No final do desfile, subiu um telão para mostrar os bastidores e Gaultier com um macacão azul de trabalho, cercado por seus colaboradores, que acabaram levando-o nos ombros e enchendo-o de beijos.
O desfile aconteceu durante a Semana da Moda de Alta Costura, que ocorre entre um seleto clube ao qual Gaultier pertence desde 2001 junto a outras 15 marcas, como Dior e Chanel.
“Inconformista”
Subversivo e livre, Gaultier é um dos estilistas mais importantes de todos os tempos, e desafiou a tradição da beleza tradicional incluindo todas as orientações sexuais em seus desfiles, muito antes dos demais. Também foi precursor na fusão de gêneros na passarela.
Nos anos 1980, revolucionou a moda com suas criações geniais, como o corpete cônico usado por Madonna, a saia masculina e a camiseta listrada de marinheiro, uma reinterpretação em homenagem à sua avó, que o “vestia de azul”.
Gaultier fez seus desfiles longe do tradicional formato rígido da passarela, montou verdadeiros espetáculos cheios de excentricidade e ousadia, mais próximos de um cabaré.
“Estilista inconformista busca modelos atípicas. Rostos disformes são aceitos”, dizia um anúncio que publicou nos jornais nos anos 1980.
Convidou para a passarela homens mais velhos, mulheres com sobrepeso e em 2014 colocou em sua passarela a drag queen Conchita Wurst.
Criou também figurinos para filmes como “Má educação” e “Kika”, de Pedro Almodóvar, “O Quinto Elemento” de Luc Besson, e colaborou com seus desenhos coloridos no carnaval do Rio e no Dia dos Mortos do México.
Muitos o consideram referência histórica, como o estilista espanhol Alejandro Gómez Palomo, cuja marca Palomo Spain desfila com sucesso em Paris há dois anos.
Todos belos!
“Jean Paul Gaultier tinha 17 anos quando começou a trabalhar comigo, acreditava nele e continuo acreditando nele. É o único a quem apoiei”, lembrou recentemente seu mentor Pierre Cardin em uma entrevista à AFP.
Em 2018, declarou que “todo mundo é belo” em seu espetáculo autobiográfico “Fashion Freak show” em Paris. Seu sucesso lhe deu asas para voar além das semanas de moda, segundo especialistas.
“Há muitos anos que ouvíamos falar de Gaultier, tenho que tomar uma decisão, o momento chegará. O espetáculo lhe deu perspectivas de futuro”, segundo o historiador de moda Olivier Saillard.
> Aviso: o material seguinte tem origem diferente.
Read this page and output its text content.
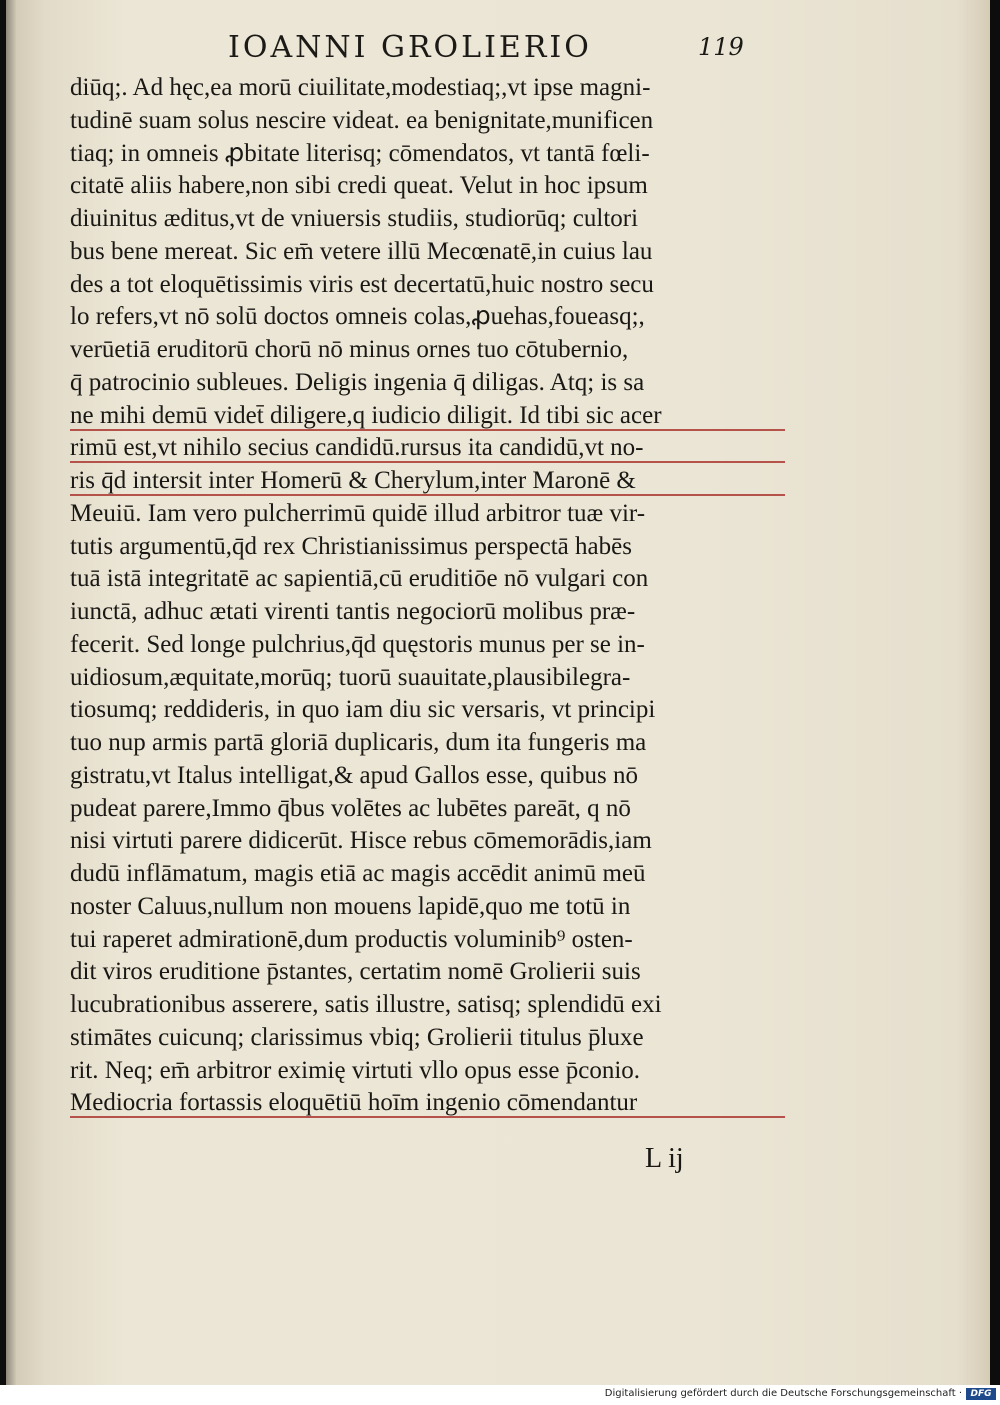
IOANNI GROLIERIO	119
diūq;. Ad hęc,ea morū ciuilitate,modestiaq;,vt ipse magni-
tudinē suam solus nescire videat. ea benignitate,munificen
tiaq; in omneis ꝓbitate literisq; cōmendatos, vt tantā fœli-
citatē aliis habere,non sibi credi queat. Velut in hoc ipsum
diuinitus æditus,vt de vniuersis studiis, studiorūq; cultori
bus bene mereat. Sic em̄ vetere illū Mecœnatē,in cuius lau
des a tot eloquētissimis viris est decertatū,huic nostro secu
lo refers,vt nō solū doctos omneis colas,ꝓuehas,foueasq;,
verūetiā eruditorū chorū nō minus ornes tuo cōtubernio,
q̄ patrocinio subleues. Deligis ingenia q̄ diligas. Atq; is sa
ne mihi demū videt̄ diligere,q iudicio diligit. Id tibi sic acer
rimū est,vt nihilo secius candidū.rursus ita candidū,vt no-
ris q̄d intersit inter Homerū & Cherylum,inter Maronē &
Meuiū. Iam vero pulcherrimū quidē illud arbitror tuæ vir-
tutis argumentū,q̄d rex Christianissimus perspectā habēs
tuā istā integritatē ac sapientiā,cū eruditiōe nō vulgari con
iunctā, adhuc ætati virenti tantis negociorū molibus præ-
fecerit. Sed longe pulchrius,q̄d quęstoris munus per se in-
uidiosum,æquitate,morūq; tuorū suauitate,plausibilegra-
tiosumq; reddideris, in quo iam diu sic versaris, vt principi
tuo nup armis partā gloriā duplicaris, dum ita fungeris ma
gistratu,vt Italus intelligat,& apud Gallos esse, quibus nō
pudeat parere,Immo q̄bus volētes ac lubētes pareāt, q nō
nisi virtuti parere didicerūt. Hisce rebus cōmemorādis,iam
dudū inflāmatum, magis etiā ac magis accēdit animū meū
noster Caluus,nullum non mouens lapidē,quo me totū in
tui raperet admirationē,dum productis voluminib⁹ osten-
dit viros eruditione p̄stantes, certatim nomē Grolierii suis
lucubrationibus asserere, satis illustre, satisq; splendidū exi
stimātes cuicunq; clarissimus vbiq; Grolierii titulus p̄luxe
rit. Neq; em̄ arbitror eximię virtuti vllo opus esse p̄conio.
Mediocria fortassis eloquētiū hoīm ingenio cōmendantur
L ij
Digitalisierung gefördert durch die Deutsche Forschungsgemeinschaft · DFG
“Era muito bonito ver o público rir, chorar, se sentir em comunhão com ele. É mais alegre que um desfile de moda que dura 11 minutos, com as pessoas fazendo fotos com seus smartphones e apenas aplaudindo”, acrescenta em entrevista à AFP.
Para esse especialista, Gaultier continuará “construindo aparências, mas de outra maneira”.